Delving into TV for the first time, Britell not only had to discover the right pacing for 10 episodes but also when to stay out of the way of the satirical dialogue. Fortunately, his experience on “The Big Short” prepared him for that. By understanding the distinctive musical voice, he knew when to avoid overstaying his welcome. But, more important, he developed the strategy of not trying to be musically funny. “As soon as the music says this is funny, all the humor is drained,” he said. “Getting darker makes it funny, and that’s what I leaned into — this counterpoint.

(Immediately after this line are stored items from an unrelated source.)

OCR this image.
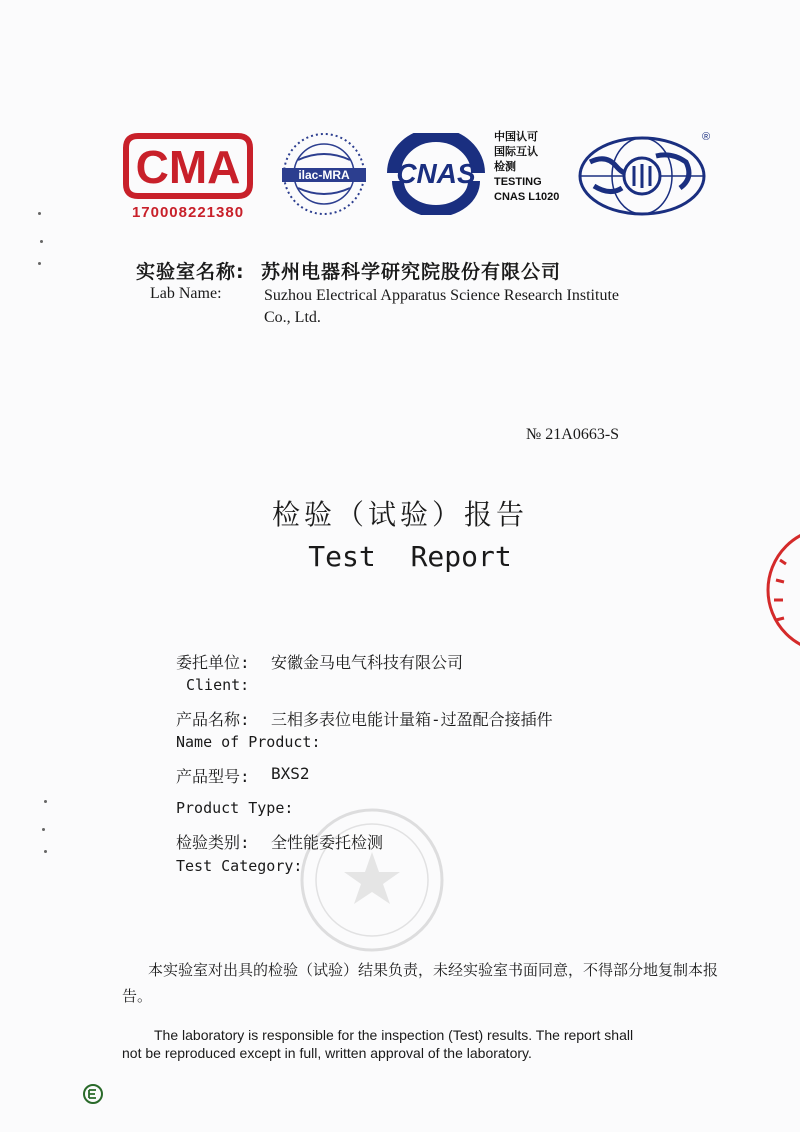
CMA
170008221380
ilac-MRA CNAS
中国认可
国际互认
检测
TESTING
CNAS L1020
®
实验室名称: 苏州电器科学研究院股份有限公司
Lab Name:	Suzhou Electrical Apparatus Science Research Institute Co., Ltd.
№ 21A0663-S
检验（试验）报告
Test Report
委托单位: 安徽金马电气科技有限公司
Client:
产品名称: 三相多表位电能计量箱-过盈配合接插件
Name of Product:
产品型号: BXS2
Product Type:
检验类别: 全性能委托检测
Test Category:
本实验室对出具的检验（试验）结果负责，未经实验室书面同意，不得部分地复制本报告。
The laboratory is responsible for the inspection (Test) results. The report shall
not be reproduced except in full, written approval of the laboratory.
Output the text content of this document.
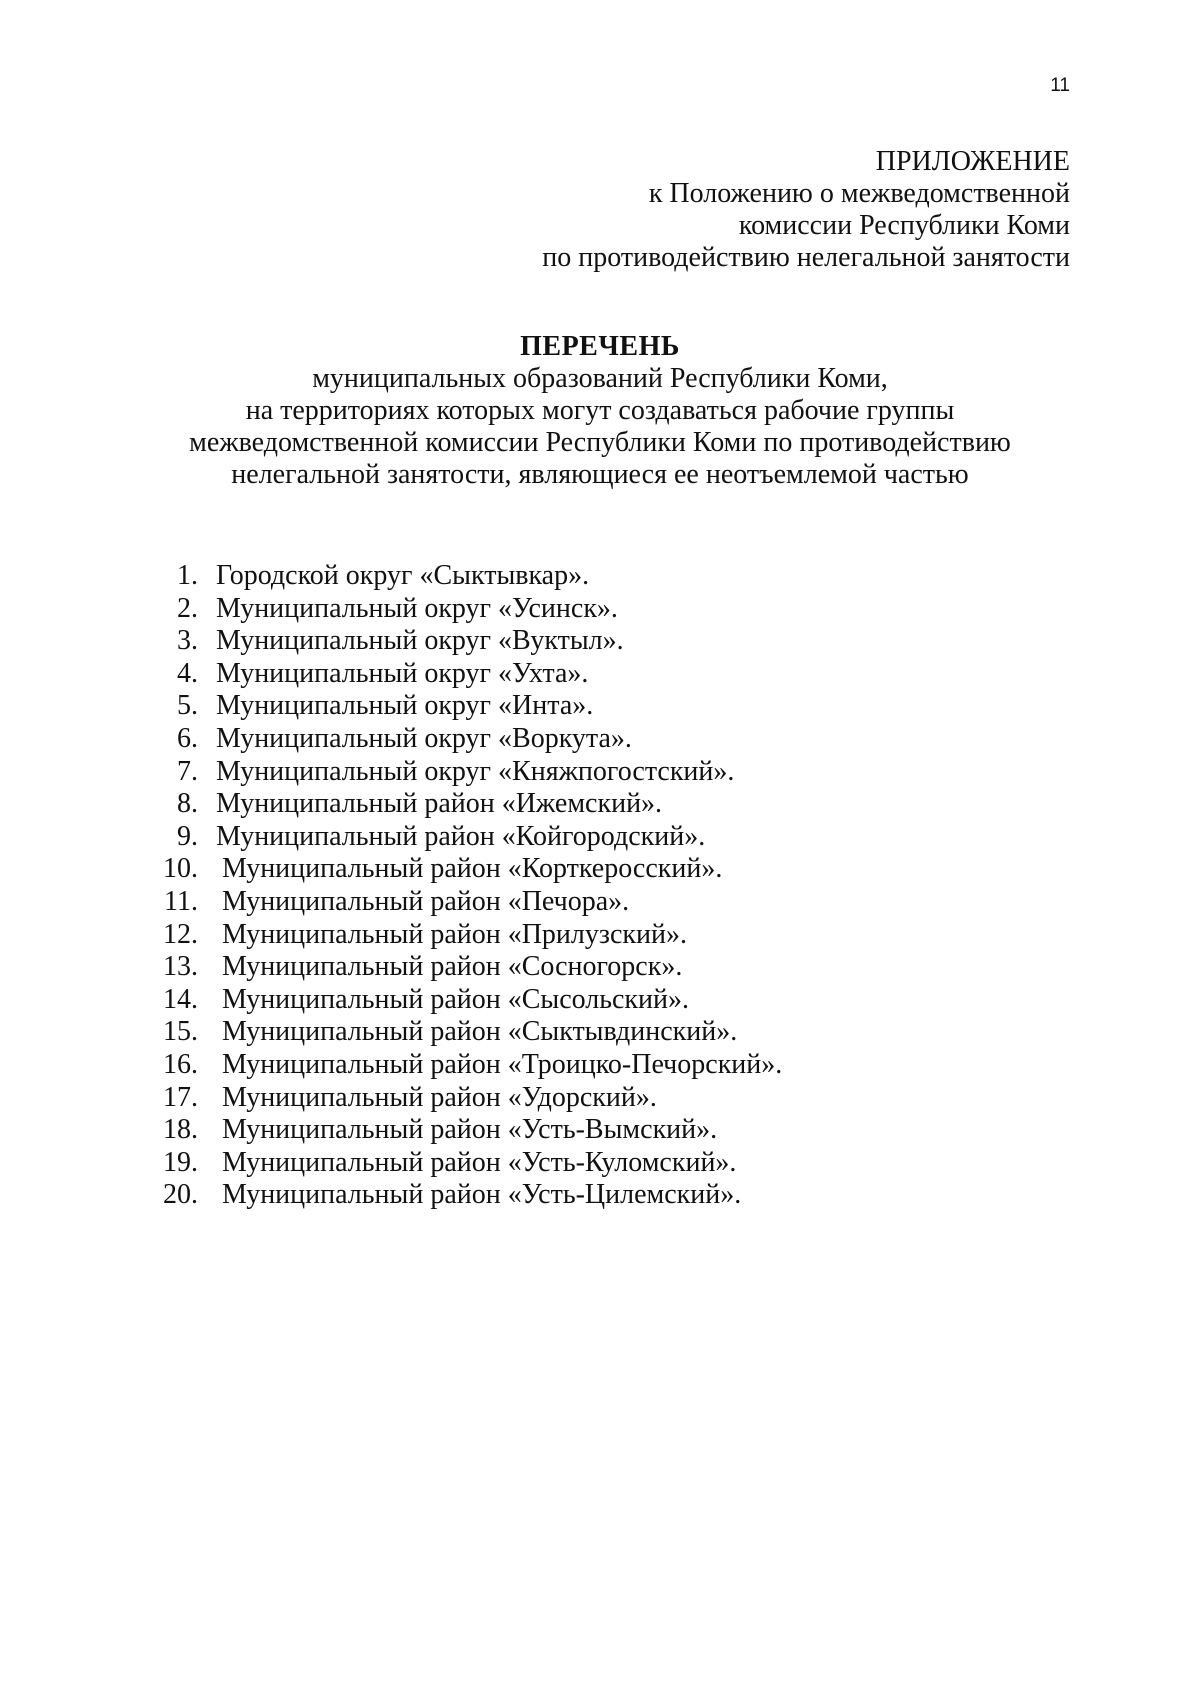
11
ПРИЛОЖЕНИЕ
к Положению о межведомственной
комиссии Республики Коми
по противодействию нелегальной занятости
ПЕРЕЧЕНЬ
муниципальных образований Республики Коми,
на территориях которых могут создаваться рабочие группы
межведомственной комиссии Республики Коми по противодействию
нелегальной занятости, являющиеся ее неотъемлемой частью
1. Городской округ «Сыктывкар».
2. Муниципальный округ «Усинск».
3. Муниципальный округ «Вуктыл».
4. Муниципальный округ «Ухта».
5. Муниципальный округ «Инта».
6. Муниципальный округ «Воркута».
7. Муниципальный округ «Княжпогостский».
8. Муниципальный район «Ижемский».
9. Муниципальный район «Койгородский».
10. Муниципальный район «Корткеросский».
11. Муниципальный район «Печора».
12. Муниципальный район «Прилузский».
13. Муниципальный район «Сосногорск».
14. Муниципальный район «Сысольский».
15. Муниципальный район «Сыктывдинский».
16. Муниципальный район «Троицко-Печорский».
17. Муниципальный район «Удорский».
18. Муниципальный район «Усть-Вымский».
19. Муниципальный район «Усть-Куломский».
20. Муниципальный район «Усть-Цилемский».
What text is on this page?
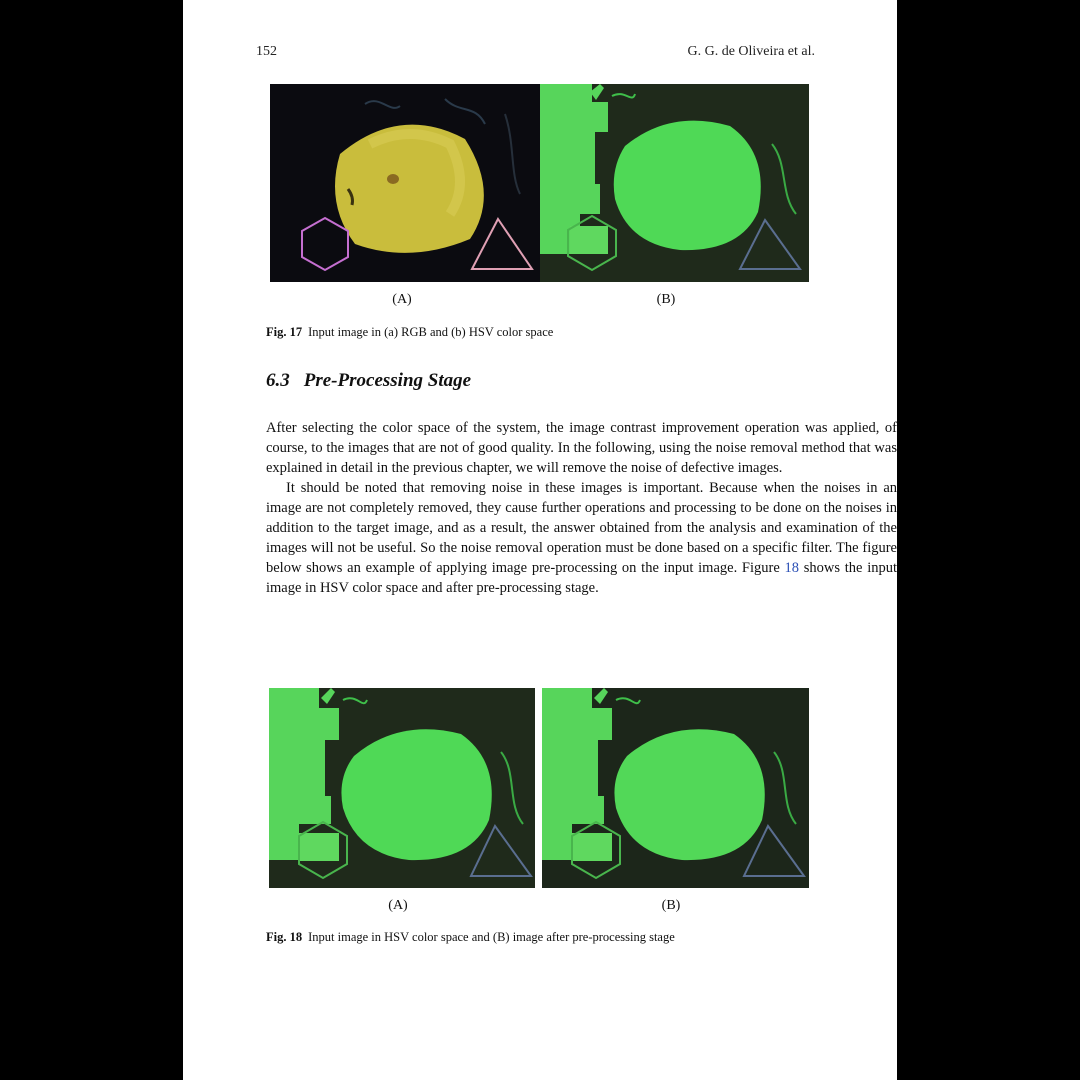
152	G. G. de Oliveira et al.
(A)	(B)
Fig. 17 Input image in (a) RGB and (b) HSV color space
6.3 Pre-Processing Stage

After selecting the color space of the system, the image contrast improvement operation was applied, of course, to the images that are not of good quality. In the following, using the noise removal method that was explained in detail in the previous chapter, we will remove the noise of defective images.

It should be noted that removing noise in these images is important. Because when the noises in an image are not completely removed, they cause further operations and processing to be done on the noises in addition to the target image, and as a result, the answer obtained from the analysis and examination of the images will not be useful. So the noise removal operation must be done based on a specific filter. The figure below shows an example of applying image pre-processing on the input image. Figure 18 shows the input image in HSV color space and after pre-processing stage.

(A)	(B)
Fig. 18 Input image in HSV color space and (B) image after pre-processing stage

“And I approached a lot of the writing of the music as imagining what the Roy family might imagine for themselves,” said Britell. “What’s the music that best represents them?” Therefore, the composer came up with a courtly, classical style, representative of late 18th century styles. So the music is very minor key. There were even minuets, which help accentuate the absurdity. “Some of the more atmospheric cues create a sense of unease, but it’s never overt.”
In penultimate Episode 9, the Roys wind up in England for a family wedding that rips them apart when all of the squabbling comes to a head amid a hostile takeover. Musically, Britell starts right off with a piece that’s a variation of a previous theme with strings, brass, and woodwinds. “I’m always drawn to a large amplitude of emotion,” he said, “and I use this as counterpoint to the opening with the bust of a guest getting stuck and being unable to enter the wedding compound. So it’s the pomp and circumstance getting undermined.”
However, Britell’s favorite piece of music occurs in Episode 10, coming out of a car crash with Kendall (Jeremy Strong). “There’s just a sense of tragedy and deeply forlorn emotion within Kendall, and a sense of confusion,” he said. “What is his entire life at this moment?” Britell’s musical answer was searching strings run through a long reverb and then decaying out with quiet solo piano. This call back to a previous theme, or the “re-contextualization of those ideas, is something I’m always moved by,” he said.